Don’t live with your friends if you want to keep them.

At the University of Iowa, finding a living arrangement is stressful. Most student housing options start leasing in October and November — almost a year before summer move-in.

Living with a friend seems like a convenient option. But it often adds tension and stress on friendships, making a 12-month lease feel like a lifetime. 

The thought of living with a stranger or acquaintance is scary. However, living with someone you don’t have a close relationship with can be a practical option.

In friendships, it can be difficult to address problems when they arise. You may want to avoid conflict or awkward conversations, which only exacerbates the problem. But when living with someone you don’t hold a strong relationship to, there is more ease in addressing problems because you have less to lose.

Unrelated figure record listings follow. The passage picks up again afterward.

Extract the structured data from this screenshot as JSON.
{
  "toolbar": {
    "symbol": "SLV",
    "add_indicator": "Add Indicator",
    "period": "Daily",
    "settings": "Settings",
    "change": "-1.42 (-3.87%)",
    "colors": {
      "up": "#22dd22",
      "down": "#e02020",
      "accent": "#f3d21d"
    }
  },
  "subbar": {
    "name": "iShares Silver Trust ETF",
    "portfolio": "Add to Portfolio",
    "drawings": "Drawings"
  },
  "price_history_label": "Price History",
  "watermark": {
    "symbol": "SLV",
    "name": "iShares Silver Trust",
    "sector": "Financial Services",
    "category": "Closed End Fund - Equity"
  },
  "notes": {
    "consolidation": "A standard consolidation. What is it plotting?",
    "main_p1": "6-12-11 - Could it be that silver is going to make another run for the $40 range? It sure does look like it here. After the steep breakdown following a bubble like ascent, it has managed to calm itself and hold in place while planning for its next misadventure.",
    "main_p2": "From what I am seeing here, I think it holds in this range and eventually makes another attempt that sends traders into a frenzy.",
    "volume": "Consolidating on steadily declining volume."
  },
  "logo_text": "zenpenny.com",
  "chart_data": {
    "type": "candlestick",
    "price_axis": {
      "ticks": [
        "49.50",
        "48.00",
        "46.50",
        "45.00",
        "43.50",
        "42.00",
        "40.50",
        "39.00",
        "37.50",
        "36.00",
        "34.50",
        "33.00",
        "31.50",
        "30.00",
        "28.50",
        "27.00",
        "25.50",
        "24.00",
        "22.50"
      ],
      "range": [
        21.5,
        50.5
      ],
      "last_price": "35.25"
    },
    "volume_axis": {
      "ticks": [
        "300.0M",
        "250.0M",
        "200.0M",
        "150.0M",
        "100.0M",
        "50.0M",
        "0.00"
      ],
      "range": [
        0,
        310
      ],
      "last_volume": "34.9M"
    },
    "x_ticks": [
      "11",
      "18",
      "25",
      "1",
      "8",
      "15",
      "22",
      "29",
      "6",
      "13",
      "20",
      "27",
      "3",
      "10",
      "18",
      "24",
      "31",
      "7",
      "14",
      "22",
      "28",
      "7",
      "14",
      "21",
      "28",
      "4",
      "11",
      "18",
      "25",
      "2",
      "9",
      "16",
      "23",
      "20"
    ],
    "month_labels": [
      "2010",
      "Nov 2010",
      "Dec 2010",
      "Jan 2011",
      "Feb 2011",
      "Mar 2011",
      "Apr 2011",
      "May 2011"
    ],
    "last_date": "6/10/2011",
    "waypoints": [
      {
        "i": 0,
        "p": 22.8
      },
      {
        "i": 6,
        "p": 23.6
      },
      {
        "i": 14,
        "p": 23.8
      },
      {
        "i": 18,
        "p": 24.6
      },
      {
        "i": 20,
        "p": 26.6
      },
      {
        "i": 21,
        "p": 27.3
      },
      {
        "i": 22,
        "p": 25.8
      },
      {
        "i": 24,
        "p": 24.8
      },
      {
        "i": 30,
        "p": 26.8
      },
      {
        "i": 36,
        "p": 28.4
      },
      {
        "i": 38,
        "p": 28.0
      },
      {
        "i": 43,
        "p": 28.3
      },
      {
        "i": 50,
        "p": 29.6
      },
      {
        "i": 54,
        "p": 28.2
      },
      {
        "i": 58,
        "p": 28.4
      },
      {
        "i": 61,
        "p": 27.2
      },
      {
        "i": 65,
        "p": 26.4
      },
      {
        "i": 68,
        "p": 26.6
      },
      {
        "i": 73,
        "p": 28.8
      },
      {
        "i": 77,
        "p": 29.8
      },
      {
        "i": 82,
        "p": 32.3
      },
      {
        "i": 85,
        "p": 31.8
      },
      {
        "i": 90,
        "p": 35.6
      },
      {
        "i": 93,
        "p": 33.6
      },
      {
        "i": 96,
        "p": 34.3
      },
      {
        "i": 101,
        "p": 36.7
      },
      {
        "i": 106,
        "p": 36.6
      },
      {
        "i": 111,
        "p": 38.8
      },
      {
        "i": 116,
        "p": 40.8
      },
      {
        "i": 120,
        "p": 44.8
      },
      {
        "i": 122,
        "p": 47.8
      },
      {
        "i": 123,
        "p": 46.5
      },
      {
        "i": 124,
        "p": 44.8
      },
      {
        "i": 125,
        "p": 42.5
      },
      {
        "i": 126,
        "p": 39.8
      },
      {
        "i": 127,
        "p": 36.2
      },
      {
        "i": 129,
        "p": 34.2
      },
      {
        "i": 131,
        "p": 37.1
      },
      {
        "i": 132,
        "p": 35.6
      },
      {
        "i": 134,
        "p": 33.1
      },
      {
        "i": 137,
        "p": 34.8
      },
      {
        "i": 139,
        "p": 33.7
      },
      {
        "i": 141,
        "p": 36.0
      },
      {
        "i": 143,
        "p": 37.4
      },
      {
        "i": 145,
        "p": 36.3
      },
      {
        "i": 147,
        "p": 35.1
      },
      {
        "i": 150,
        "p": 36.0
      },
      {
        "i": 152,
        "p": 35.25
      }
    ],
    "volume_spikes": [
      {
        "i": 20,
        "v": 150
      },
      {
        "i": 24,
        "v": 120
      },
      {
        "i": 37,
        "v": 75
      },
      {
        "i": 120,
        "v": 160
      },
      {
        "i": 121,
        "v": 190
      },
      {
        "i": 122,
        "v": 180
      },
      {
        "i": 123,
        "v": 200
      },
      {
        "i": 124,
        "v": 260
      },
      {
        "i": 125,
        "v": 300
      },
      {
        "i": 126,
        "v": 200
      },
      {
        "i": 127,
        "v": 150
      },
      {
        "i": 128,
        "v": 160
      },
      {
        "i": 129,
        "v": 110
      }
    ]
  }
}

Getting along with someone is easy, but living with someone is hard. That’s why it’s just as important to assess your living standards as it is your personal relationship. When looking for a roommate, you can cater your search to someone who has the same living patterns as you. 

A messy roommate does not mesh well with a clean roommate. A loud roommate will not match with a quiet roommate. In friendships, you may not know how your friend’s living patterns. If your habits do not correspond well, your friendship is likely doomed. 

If you’re fortunate, your random roommate may become your friend. But it is also OK if they are merely an individual you share a roof with. 

Many people will meet their closest friends in college. It’s important to cherish the friends you have and not risk losing those friendships. Live with an acquaintance, not a friend.